A pedestrian walks past an outlet of Uxin, a used car dealing platform, in Shanghai. (Photo/China Daily)
China's used car sector is expected to see growth as authorities are working to remove limits that have been impeding the sector's healthy development.
The Ministry of Commerce has said it is implementing a series of stimulus measures, such as scrapping unreasonable regulations on secondhand vehicle sales and bolstering their circulation.
The moves are part of its broader push to spur car consumption in China, the world's largest vehicle market.
Analysts said problems, such as cross-provincial transfer restrictions and high added-value taxes, are hurting the sector, adding that if the shackles are thrown off, the sector will grow faster.
Statistics from the China Automobile Dealers Association show that used automobile sales soared 15.23 percent year-on-year in the first four months of this year.

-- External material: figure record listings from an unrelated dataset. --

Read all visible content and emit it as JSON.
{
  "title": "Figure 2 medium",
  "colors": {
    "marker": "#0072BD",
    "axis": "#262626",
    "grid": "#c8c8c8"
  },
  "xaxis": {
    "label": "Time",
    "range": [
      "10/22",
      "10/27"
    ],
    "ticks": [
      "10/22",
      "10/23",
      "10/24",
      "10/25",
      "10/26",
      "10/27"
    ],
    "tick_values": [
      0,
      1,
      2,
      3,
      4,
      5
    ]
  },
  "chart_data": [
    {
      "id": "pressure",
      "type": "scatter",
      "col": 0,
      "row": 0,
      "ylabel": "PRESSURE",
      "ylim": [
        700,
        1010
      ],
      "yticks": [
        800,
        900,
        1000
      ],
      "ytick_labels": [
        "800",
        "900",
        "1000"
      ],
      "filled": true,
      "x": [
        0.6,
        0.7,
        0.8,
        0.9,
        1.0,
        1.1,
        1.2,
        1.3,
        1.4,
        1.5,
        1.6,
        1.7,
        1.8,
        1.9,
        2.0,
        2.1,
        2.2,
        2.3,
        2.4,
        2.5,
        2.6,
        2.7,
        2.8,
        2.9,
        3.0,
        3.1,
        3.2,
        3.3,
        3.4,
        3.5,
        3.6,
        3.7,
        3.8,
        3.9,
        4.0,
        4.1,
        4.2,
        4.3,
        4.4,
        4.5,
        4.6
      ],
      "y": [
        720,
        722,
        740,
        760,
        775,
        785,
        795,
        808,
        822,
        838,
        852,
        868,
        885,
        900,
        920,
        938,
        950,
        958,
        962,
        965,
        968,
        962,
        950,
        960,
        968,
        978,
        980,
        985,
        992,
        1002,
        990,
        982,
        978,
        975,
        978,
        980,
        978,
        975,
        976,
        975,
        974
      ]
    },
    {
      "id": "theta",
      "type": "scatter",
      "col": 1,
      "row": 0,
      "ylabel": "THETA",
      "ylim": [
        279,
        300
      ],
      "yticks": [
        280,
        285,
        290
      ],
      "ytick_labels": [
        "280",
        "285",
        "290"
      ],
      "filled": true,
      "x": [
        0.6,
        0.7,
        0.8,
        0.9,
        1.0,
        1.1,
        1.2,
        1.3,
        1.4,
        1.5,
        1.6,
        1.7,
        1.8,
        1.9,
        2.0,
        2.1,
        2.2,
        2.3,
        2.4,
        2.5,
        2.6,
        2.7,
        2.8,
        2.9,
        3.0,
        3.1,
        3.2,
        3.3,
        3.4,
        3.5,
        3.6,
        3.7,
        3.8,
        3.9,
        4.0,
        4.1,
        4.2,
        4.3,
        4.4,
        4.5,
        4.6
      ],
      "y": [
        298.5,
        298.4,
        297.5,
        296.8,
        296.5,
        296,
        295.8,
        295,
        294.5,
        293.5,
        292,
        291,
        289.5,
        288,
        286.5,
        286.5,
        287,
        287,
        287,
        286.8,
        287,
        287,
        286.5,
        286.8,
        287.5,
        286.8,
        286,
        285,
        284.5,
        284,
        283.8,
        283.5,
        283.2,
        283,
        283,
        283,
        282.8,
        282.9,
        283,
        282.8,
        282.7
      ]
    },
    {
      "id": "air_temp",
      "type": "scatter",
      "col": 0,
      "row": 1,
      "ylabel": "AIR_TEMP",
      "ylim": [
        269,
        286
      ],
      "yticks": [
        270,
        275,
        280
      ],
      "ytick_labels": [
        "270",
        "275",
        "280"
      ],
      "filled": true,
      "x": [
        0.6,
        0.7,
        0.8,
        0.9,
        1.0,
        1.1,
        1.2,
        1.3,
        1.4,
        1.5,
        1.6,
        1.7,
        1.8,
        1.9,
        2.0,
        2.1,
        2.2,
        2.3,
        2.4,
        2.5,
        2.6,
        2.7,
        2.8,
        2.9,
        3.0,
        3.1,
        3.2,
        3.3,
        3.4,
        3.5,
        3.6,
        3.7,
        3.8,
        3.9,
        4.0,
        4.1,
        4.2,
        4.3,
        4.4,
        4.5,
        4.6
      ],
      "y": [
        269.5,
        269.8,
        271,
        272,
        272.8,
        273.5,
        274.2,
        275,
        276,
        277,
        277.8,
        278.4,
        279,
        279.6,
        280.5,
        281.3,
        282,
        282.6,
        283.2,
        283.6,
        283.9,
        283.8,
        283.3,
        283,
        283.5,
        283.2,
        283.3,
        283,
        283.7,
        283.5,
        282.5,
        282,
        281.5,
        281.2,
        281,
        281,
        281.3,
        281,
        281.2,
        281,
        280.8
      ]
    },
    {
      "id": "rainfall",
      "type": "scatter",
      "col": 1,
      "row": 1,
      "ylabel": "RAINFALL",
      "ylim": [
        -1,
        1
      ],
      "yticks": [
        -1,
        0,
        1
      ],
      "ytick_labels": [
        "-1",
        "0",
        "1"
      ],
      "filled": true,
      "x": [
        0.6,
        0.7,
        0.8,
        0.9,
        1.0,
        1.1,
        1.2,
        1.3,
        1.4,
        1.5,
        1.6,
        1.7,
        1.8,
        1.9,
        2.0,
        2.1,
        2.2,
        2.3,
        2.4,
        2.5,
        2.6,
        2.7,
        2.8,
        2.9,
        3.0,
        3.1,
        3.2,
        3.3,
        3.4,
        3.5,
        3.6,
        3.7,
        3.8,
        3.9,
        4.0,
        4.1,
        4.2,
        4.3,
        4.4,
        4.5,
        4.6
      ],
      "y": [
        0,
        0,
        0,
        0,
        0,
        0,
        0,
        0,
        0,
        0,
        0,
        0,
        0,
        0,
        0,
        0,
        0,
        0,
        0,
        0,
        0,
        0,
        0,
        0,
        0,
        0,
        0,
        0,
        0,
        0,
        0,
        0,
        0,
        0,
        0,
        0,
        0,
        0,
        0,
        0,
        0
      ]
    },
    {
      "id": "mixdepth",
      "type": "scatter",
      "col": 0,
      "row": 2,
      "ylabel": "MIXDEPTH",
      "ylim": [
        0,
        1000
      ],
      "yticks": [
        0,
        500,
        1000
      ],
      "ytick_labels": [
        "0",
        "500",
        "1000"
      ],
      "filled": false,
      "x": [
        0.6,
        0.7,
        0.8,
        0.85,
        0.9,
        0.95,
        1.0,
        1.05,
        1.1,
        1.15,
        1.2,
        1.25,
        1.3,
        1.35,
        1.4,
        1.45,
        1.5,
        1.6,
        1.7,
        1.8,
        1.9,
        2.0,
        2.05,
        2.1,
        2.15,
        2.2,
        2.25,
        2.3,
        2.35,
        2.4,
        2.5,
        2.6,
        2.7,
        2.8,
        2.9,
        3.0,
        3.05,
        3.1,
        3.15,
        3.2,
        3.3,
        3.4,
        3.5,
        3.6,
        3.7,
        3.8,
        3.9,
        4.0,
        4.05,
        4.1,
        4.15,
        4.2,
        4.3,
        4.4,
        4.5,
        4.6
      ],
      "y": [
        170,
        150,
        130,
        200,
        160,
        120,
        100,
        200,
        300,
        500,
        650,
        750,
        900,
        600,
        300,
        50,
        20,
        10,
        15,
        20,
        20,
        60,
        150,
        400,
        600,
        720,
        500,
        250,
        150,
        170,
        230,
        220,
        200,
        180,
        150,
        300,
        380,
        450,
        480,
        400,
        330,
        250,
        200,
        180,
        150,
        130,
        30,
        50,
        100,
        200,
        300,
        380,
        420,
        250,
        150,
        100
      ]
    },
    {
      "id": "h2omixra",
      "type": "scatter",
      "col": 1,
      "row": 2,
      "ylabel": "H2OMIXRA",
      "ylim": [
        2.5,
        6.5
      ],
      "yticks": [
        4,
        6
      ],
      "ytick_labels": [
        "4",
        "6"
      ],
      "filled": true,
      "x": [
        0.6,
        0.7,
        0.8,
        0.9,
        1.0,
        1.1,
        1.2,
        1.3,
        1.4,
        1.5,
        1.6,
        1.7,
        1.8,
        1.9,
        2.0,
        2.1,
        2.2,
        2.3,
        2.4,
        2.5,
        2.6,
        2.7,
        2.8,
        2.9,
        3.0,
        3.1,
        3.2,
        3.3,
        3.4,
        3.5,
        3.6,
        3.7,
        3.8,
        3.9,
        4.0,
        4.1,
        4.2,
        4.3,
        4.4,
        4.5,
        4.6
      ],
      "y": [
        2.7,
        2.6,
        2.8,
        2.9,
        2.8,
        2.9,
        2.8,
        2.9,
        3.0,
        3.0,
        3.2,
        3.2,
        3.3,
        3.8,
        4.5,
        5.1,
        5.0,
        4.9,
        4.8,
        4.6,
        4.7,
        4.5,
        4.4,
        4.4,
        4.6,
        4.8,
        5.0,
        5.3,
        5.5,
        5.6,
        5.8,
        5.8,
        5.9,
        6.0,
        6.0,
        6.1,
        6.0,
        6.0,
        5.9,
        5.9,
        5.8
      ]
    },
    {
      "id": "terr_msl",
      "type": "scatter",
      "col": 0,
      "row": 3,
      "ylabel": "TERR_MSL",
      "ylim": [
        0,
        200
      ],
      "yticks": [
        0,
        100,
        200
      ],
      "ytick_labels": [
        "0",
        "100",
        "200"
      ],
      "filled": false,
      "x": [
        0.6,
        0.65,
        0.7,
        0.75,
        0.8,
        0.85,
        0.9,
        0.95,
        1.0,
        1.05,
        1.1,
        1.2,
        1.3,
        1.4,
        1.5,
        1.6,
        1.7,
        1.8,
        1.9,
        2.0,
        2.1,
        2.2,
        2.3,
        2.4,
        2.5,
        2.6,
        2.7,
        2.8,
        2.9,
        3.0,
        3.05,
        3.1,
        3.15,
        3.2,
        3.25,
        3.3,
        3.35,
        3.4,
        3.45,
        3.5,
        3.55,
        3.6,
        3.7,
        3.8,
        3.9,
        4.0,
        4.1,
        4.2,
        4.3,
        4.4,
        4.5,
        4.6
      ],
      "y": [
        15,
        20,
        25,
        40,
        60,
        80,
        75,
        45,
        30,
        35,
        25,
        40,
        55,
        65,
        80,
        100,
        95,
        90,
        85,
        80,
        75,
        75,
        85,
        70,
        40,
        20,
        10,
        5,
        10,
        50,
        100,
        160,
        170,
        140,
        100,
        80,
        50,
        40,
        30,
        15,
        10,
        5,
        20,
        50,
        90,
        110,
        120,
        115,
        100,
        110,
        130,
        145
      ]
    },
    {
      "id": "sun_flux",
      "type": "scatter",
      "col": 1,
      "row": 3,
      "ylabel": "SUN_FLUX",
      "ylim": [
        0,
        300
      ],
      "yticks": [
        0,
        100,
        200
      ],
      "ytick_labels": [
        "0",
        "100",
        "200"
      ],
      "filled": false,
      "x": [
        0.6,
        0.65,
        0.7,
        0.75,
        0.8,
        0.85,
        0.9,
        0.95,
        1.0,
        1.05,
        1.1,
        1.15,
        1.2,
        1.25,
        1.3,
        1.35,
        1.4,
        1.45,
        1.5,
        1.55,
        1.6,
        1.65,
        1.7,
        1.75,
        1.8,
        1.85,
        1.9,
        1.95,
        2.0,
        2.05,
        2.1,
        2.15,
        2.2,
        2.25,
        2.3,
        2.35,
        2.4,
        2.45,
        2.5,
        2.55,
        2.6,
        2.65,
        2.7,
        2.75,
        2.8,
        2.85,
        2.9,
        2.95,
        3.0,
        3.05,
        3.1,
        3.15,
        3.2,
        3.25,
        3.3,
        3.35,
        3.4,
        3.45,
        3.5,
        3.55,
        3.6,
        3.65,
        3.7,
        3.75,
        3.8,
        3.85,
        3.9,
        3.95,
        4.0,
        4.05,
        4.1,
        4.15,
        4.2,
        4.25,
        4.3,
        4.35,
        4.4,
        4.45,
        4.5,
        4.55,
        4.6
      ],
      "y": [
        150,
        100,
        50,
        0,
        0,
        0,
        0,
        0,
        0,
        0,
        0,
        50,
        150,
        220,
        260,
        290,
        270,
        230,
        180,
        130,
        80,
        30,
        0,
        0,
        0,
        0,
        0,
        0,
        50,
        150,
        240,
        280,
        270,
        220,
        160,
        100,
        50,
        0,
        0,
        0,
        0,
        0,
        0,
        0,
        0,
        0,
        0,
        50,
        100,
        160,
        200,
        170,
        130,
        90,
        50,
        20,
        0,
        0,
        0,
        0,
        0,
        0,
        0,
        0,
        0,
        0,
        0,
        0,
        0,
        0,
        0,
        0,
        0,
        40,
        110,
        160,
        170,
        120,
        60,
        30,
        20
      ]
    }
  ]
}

About 5.74 million used vehicles were sold from January to April, with a total transaction value of 361.14 billion yuan ($51.33 billion), according to the CADA.
In April alone, sales of secondhand vehicles in China topped 1.46 million units. The figure went down 6.59 percent month-on-month, but surged 33.03 percent year-on-year, the association said.
In May, the combined transaction value of used car sales in the country came in at 90.39 billion yuan, data revealed.
The sector is expected to skyrocket if the limits are removed, said analysts.
Also, financial tools are becoming more commonplace to assist the used vehicle trade.
Up to 64 percent of secondhand vehicle buyers in China used financial tools in 2022, hitting the same level as new vehicles, according to an annual study by J.D. Power.
The figure was 10 percentage points higher than in 2021. The penetration rate of new vehicle financing stood at 64 percent in 2022 as well, an increase of 2 percentage points from 2021.
The findings, released in May, were based on responses from 2,509 dealers, covering 55 vehicle brands and 90 finance providers across 87 cities in China, according to J.D. Power.
The study, now in its ninth year, examines dealer satisfaction with finance providers in two segments: retail credit and floor planning.
Retail credit is defined as the credit granted by auto financial service providers to vehicle buyers. Floor planning allows dealers to obtain loans from auto finance companies or banks to finance their inventory.
J.D. Power said the increase in the stock of used vehicles and financial institutions' investment are the two main driving factors for the significant increase in the penetration rate of used vehicle financing.
"China's automotive market has moved from the era of increment to inventory," said Joseph Yang, director of auto finance practice at J.D. Power China.
He said financial institutions engaged in auto finance will face great challenges if they cannot take the initiative to meet the demands of dealers and sales channels in the new scenario, such as new energy auto financing and used vehicle financing.
"The competitive pattern of automobile financing has begun to emerge in 2023. The next five years will be the key for China's auto financing companies to survive," said Yang.